MAX HEIGHT BY OBJECT IS 3.2 METRES.

Given:

• At half of max height, velocity of the object is 9.8 m/s.

To find:

• Max height reached by object?

Calculation:

• Let's assume that initial velocity is u and max height is h.

So, as per equation of kinematics:

${v}^{2} = {u}^{2} + 2( - g)h$

• Here , at max height h , final velocity will be zero.
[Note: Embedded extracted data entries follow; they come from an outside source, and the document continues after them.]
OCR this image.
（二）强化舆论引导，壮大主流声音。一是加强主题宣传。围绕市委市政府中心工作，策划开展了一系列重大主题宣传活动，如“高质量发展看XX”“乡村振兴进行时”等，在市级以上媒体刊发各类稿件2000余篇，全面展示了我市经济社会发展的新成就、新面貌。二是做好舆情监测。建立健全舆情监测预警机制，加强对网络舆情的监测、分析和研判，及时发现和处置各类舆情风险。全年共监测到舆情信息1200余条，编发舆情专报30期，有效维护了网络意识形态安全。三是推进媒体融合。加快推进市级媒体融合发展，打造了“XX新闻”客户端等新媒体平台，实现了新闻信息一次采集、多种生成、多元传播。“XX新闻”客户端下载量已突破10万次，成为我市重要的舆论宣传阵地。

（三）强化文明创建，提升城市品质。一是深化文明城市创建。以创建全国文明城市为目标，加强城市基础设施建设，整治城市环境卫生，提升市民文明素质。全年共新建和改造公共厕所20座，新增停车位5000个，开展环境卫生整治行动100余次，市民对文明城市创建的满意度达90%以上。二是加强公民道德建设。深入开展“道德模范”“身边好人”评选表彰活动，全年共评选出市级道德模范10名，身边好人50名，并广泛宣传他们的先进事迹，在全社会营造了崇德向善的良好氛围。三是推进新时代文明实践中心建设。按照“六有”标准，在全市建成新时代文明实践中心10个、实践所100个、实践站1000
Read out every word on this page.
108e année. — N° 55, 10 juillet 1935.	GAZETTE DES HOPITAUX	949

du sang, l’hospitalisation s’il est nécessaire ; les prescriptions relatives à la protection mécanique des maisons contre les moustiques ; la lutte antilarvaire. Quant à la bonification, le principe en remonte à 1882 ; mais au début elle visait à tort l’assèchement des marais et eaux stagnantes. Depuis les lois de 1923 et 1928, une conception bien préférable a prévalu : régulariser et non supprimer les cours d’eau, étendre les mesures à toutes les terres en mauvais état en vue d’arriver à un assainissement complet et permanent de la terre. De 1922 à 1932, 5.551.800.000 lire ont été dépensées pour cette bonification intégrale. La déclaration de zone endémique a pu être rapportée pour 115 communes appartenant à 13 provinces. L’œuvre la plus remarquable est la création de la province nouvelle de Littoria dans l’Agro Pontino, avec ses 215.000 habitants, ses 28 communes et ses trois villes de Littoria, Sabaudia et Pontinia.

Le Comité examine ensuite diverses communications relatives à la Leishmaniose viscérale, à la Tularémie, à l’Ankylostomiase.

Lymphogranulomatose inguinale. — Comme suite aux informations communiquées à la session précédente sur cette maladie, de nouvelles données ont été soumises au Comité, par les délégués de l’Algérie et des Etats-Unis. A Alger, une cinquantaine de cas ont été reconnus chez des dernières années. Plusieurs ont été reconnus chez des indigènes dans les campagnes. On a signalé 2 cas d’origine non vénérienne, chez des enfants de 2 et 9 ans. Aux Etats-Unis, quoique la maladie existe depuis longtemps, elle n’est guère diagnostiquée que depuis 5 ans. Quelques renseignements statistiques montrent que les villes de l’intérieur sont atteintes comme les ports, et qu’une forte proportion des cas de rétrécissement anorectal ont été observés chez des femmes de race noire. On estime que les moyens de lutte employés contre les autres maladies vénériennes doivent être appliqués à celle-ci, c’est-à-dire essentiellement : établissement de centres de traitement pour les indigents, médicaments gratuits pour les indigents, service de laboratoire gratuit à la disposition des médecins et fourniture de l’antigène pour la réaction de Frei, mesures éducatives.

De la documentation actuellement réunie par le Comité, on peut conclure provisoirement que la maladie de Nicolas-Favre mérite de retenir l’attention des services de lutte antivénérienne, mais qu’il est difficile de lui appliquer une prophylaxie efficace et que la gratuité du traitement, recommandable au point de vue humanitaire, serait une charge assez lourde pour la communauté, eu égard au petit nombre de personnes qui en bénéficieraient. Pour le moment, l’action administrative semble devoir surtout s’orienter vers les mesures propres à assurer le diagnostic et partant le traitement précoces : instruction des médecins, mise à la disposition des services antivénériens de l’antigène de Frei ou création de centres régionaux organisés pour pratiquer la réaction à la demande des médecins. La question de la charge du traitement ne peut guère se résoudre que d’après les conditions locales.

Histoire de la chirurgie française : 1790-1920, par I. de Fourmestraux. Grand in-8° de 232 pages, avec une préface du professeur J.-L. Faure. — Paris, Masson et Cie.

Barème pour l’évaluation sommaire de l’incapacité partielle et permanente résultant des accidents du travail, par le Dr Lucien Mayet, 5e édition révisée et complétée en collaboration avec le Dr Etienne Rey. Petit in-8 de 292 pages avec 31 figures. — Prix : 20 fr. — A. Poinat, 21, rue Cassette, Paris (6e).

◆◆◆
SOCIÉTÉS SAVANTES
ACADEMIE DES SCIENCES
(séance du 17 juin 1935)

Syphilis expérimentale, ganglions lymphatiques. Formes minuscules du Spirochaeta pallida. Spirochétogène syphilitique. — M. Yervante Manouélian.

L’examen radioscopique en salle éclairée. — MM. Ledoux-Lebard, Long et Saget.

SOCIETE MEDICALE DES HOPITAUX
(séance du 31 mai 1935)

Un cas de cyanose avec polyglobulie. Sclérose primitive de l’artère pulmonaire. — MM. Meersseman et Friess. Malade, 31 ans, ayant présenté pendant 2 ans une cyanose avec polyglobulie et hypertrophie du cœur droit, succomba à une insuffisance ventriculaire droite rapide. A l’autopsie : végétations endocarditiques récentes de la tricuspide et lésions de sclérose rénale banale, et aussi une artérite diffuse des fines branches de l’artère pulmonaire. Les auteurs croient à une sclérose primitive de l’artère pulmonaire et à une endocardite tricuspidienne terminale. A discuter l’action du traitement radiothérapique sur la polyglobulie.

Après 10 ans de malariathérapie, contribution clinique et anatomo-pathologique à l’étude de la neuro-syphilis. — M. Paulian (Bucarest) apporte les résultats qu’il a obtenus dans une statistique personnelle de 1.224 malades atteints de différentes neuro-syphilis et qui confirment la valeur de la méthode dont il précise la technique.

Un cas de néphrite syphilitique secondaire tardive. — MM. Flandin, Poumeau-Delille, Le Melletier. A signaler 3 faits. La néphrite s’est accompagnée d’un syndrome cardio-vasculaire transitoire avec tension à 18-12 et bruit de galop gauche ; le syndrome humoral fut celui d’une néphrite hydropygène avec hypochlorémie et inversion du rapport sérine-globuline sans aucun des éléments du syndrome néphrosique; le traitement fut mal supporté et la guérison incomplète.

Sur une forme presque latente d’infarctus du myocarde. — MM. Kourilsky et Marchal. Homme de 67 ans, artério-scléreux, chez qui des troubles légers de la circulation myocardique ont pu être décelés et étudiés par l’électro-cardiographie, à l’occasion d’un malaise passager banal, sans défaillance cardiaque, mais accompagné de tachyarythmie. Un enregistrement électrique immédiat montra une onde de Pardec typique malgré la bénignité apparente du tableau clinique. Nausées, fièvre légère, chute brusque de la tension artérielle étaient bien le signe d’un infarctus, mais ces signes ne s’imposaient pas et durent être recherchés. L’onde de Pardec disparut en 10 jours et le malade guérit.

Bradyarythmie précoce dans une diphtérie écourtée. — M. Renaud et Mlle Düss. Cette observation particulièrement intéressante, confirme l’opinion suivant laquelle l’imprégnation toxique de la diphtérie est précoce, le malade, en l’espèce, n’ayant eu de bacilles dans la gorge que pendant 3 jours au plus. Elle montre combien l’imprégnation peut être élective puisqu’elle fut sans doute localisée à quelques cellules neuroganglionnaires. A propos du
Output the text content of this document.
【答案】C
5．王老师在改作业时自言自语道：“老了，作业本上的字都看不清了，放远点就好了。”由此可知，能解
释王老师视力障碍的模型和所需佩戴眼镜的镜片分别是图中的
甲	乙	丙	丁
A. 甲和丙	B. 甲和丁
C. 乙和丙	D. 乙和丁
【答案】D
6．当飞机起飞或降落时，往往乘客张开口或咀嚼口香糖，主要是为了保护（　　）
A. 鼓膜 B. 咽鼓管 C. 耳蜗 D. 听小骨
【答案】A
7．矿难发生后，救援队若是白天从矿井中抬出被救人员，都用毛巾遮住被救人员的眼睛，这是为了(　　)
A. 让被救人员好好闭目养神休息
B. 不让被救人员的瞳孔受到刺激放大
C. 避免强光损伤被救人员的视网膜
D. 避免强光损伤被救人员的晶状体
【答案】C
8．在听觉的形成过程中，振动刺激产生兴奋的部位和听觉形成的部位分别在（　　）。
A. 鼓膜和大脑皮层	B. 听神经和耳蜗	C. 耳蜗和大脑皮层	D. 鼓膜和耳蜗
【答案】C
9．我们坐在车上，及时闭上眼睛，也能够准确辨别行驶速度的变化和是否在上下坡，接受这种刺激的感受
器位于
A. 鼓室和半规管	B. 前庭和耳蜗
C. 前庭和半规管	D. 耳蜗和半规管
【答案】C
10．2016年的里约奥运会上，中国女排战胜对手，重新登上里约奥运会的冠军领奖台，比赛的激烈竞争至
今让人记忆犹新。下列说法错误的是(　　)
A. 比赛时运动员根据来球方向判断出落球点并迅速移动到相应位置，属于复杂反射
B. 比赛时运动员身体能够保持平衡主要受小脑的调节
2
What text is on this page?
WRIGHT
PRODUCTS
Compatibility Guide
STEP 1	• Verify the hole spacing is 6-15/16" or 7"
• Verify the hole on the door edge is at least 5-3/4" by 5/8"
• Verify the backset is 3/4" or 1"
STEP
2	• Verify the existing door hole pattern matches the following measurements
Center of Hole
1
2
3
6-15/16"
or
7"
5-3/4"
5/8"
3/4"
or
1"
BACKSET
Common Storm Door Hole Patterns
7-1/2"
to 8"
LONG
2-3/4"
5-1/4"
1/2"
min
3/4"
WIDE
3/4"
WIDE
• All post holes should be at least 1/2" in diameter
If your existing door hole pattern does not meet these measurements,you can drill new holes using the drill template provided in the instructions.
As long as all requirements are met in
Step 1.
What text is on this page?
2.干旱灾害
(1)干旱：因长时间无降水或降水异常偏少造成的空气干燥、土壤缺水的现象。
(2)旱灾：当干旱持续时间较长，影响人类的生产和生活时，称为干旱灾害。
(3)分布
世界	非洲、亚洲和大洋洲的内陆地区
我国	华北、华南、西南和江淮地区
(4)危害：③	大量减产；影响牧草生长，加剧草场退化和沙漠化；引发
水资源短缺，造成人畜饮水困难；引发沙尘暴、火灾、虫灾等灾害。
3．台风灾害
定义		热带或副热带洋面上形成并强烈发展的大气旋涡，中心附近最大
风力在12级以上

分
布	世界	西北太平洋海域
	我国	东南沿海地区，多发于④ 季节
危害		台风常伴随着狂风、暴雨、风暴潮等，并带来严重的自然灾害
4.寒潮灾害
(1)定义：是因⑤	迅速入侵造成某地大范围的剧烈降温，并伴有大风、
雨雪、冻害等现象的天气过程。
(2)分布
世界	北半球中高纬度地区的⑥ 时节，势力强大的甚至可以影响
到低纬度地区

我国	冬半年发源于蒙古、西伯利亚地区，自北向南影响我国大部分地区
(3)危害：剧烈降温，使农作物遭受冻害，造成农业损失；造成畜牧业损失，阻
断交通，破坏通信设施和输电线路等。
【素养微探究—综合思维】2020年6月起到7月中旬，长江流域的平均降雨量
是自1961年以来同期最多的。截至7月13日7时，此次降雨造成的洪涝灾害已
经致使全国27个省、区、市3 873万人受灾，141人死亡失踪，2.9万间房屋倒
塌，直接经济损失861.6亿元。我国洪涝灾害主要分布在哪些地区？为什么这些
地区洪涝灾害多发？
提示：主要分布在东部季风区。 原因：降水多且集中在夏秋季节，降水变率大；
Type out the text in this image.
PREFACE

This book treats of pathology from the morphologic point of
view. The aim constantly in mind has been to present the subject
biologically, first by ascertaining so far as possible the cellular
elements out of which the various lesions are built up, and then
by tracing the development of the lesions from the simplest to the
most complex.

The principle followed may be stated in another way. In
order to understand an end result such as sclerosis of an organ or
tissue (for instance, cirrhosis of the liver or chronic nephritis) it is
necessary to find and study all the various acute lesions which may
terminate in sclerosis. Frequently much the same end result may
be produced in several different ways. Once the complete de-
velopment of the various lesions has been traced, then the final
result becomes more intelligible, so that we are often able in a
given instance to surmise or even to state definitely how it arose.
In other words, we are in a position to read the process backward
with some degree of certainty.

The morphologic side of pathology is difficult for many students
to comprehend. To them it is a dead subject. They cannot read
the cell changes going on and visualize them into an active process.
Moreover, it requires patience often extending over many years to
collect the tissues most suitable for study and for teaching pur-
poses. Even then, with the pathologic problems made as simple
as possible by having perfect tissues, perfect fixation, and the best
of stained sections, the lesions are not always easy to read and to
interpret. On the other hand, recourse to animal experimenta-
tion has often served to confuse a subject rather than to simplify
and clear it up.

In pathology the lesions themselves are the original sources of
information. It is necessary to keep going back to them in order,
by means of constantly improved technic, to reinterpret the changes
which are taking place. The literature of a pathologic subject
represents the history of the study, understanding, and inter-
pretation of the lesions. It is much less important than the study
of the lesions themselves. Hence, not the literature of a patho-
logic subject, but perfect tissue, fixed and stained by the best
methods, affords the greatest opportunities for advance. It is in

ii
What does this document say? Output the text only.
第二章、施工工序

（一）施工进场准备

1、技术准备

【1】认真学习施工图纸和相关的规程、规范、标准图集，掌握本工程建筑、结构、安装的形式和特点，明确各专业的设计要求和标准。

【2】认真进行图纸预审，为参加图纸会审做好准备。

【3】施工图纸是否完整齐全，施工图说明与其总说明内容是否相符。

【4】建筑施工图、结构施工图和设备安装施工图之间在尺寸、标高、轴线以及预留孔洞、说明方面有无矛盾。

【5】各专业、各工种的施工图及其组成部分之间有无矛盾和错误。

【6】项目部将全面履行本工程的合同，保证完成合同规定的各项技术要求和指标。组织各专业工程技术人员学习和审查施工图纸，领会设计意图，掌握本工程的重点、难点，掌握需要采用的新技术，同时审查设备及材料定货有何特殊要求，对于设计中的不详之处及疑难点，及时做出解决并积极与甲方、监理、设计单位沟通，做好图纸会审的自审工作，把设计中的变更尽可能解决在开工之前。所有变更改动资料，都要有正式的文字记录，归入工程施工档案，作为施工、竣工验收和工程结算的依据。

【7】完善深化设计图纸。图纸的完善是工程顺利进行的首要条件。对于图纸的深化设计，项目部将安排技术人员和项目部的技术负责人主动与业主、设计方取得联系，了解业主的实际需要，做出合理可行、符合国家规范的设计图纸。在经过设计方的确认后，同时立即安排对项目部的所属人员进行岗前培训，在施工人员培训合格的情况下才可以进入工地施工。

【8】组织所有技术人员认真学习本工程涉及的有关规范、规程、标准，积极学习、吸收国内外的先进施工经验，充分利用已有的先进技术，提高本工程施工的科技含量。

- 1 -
$\implies {0}^{2} = {u}^{2} - 2gh$

$\implies h = \dfrac{ {u}^{2} }{2g} \: \: \: \: ...(1)$

Now, at half of max height :

${v}^{2} = {u}^{2} + 2( - g) \dfrac{h}{2}$

$\implies {9.8}^{2} = {u}^{2} - gh$

$\implies h = \dfrac{{9.8}^{2} - {u}^{2}}{g} \: \: \: \: \: \: \: ...(2)$

Now, equating (1) and (2) :

$\dfrac{ {u}^{2} }{2g} = \dfrac{ {9.8}^{2} - {u}^{2} }{g}$

$\implies \dfrac{ {u}^{2} }{2} = {9.8}^{2} - {u}^{2}$

$\implies 3{u}^{2} = 192.08$

$\implies {u}^{2} \approx 64$

$\implies u \approx 8 \: m {s}^{ - 1}$

Now, putting value of 'u':

$\implies h = \dfrac{ {u}^{2} }{2g}$

$\implies h = \dfrac{ {(8)}^{2} }{2(10)}$

$\implies h = 3.2 \: m$

So, maximum height achieved by the object is 3.2 metres.